—City Council adopts Yesler Terrace redevelopment legislation
On September 4, the Seattle City Council unanimously adopted five ordinances relating to redevelopment of Yesler Terrace. The legislation included a rezone and changes to the Land Use Code, a Cooperative Agreement between the City and SHA, a street vacation, and a bill relating to environmental review and mitigation.
“By building a mixed use community at Yesler Terrace we can improve the quality of life for very low income families and create new affordable housing opportunities,” said Mayor Mike McGinn. “I thank the City Council for endorsing the Yesler Terrace redevelopment plan and thank City staff, community stakeholders, Councilmembers and Seattle Housing Authority staff for their many hours of hard work on this project.”
“We deeply appreciate all the effort and support from the Mayor, City Council and residents, community members and stakeholders,” said Andrew J. Lofton, Executive Director of Seattle Housing Authority. “The new Yesler Terrace will be a vibrant, healthy and sustainable neighborhood where people from all income levels, races and cultural backgrounds can live, work and play together for years to come.”

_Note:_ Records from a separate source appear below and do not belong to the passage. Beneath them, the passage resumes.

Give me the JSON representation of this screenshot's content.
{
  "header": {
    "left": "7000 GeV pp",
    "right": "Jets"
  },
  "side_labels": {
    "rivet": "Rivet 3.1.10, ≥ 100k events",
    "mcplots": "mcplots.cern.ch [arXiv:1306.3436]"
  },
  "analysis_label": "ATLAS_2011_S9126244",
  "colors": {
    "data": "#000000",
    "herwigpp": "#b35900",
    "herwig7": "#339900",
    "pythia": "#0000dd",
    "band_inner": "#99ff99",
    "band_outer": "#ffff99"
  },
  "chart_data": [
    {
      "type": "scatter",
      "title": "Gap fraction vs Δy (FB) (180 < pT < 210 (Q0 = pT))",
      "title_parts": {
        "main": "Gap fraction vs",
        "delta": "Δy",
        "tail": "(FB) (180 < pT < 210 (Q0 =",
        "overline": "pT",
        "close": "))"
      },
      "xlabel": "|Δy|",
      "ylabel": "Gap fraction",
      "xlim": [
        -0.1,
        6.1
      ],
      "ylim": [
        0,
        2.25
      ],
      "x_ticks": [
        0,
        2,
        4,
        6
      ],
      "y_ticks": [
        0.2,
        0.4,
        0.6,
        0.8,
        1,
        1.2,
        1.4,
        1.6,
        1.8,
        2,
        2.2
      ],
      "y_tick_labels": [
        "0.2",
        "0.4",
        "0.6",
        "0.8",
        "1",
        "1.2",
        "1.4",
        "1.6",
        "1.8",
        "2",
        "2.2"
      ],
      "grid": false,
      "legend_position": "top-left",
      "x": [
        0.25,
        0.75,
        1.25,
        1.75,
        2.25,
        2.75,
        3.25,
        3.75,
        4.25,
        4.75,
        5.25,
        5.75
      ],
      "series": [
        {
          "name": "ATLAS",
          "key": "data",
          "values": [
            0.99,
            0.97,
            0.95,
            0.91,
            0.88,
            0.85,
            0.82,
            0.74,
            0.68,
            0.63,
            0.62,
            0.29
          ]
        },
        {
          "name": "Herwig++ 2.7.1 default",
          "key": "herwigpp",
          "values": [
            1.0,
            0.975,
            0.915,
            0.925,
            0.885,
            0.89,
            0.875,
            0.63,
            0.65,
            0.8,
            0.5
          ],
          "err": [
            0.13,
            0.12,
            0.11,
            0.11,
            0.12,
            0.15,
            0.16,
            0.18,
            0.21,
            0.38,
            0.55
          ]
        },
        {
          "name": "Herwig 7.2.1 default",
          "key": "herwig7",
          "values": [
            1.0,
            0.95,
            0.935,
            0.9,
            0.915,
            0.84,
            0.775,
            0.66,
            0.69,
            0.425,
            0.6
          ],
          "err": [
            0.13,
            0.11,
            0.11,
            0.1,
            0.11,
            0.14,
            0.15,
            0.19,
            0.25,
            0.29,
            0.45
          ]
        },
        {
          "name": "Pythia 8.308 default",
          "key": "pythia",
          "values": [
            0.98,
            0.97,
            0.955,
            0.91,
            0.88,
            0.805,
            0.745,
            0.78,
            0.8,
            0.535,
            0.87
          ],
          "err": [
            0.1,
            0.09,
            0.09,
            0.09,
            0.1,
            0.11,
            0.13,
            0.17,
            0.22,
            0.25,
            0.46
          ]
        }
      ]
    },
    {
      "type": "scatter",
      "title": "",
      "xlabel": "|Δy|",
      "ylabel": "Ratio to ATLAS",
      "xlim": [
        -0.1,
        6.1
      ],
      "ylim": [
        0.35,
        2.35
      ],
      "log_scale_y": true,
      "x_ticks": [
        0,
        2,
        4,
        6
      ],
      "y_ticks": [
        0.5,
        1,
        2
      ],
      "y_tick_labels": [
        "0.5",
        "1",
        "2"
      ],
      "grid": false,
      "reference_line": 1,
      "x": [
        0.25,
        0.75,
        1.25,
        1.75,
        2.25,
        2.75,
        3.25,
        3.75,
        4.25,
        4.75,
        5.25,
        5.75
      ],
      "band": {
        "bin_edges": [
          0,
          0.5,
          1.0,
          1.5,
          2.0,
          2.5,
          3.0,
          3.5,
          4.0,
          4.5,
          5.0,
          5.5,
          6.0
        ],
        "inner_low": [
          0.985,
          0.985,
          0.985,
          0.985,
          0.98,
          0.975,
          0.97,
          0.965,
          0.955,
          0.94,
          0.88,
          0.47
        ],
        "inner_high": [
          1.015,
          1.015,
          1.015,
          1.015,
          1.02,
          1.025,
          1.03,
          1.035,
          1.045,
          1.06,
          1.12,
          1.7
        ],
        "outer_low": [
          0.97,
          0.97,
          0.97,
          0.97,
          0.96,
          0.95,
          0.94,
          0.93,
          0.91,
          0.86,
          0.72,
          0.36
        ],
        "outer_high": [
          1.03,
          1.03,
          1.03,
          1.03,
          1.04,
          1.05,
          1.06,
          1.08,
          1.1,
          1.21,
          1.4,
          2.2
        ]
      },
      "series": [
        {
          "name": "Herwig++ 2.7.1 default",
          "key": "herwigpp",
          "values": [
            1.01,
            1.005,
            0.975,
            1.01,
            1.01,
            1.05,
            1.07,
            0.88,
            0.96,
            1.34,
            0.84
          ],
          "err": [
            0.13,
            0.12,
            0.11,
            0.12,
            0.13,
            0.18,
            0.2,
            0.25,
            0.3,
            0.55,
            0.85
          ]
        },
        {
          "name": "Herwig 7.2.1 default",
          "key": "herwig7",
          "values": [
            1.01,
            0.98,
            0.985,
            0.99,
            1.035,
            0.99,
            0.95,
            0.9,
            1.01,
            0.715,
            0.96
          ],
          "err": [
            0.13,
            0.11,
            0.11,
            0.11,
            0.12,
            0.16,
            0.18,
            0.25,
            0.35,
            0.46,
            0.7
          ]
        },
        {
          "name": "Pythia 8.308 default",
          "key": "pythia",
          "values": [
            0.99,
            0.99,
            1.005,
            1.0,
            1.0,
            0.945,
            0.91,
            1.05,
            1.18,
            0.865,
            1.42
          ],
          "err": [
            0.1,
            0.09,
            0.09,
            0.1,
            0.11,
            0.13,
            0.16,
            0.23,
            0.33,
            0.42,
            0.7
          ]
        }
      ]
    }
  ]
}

Prepared by DPD and numerous other departments, Mayor McGinn proposed the legislation to Council on June 12. This collaboration between the City of Seattle and the Seattle Housing Authority has undergone intense scrutiny, including discussion in four Council Briefings, discussion and public comment at seven Special Committee meetings and two public hearings. Councilmembers also considered nearly 25 amendments before approving the legislation.

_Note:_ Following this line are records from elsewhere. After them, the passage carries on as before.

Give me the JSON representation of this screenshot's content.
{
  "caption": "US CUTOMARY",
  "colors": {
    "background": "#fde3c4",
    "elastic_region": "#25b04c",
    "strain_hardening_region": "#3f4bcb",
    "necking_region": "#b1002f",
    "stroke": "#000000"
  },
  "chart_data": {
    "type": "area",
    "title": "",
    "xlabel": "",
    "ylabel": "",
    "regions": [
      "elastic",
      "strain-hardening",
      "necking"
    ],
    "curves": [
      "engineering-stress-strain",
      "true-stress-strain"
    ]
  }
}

The approved legislation lays the foundation for a new mixed-income urban neighborhood and provides specific guarantees to current residents of Yesler Terrace:
All current residents will receive relocation counseling in their own languages, and the costs of any moves – on-site or off-site – will be paid.
All 561 current units will be replaced within the immediate neighborhood, with strict controls on the location and timing of replacement.
More than 1,100 new units of housing for low-and modest-wage workers will be built and, if funding allows, an additional 100 units of extremely low-income housing will be added.
All current residents are guaranteed the right to return to new units at Yesler Terrace.
Community services will enhance social justice through increased access to educational and economic opportunities for low-income people throughout the neighborhood, along with health care, good nutrition, and other essential services.
The total cost of low-income housing and new infrastructure on the site will be approximately $290 million. A full half of that ($145 million) is expected to come from the sale or ground-lease of some of the land on the site. Another $40 million will come from mortgage debt on the buildings and $47 million from low-income housing tax credits. Up to $11 million in City funds, less than four percent of the total cost, are committed in the agreement with strict controls laid out for consideration of any further City funding. The City contribution helps leverage an expected $33 million in grants from the federal government.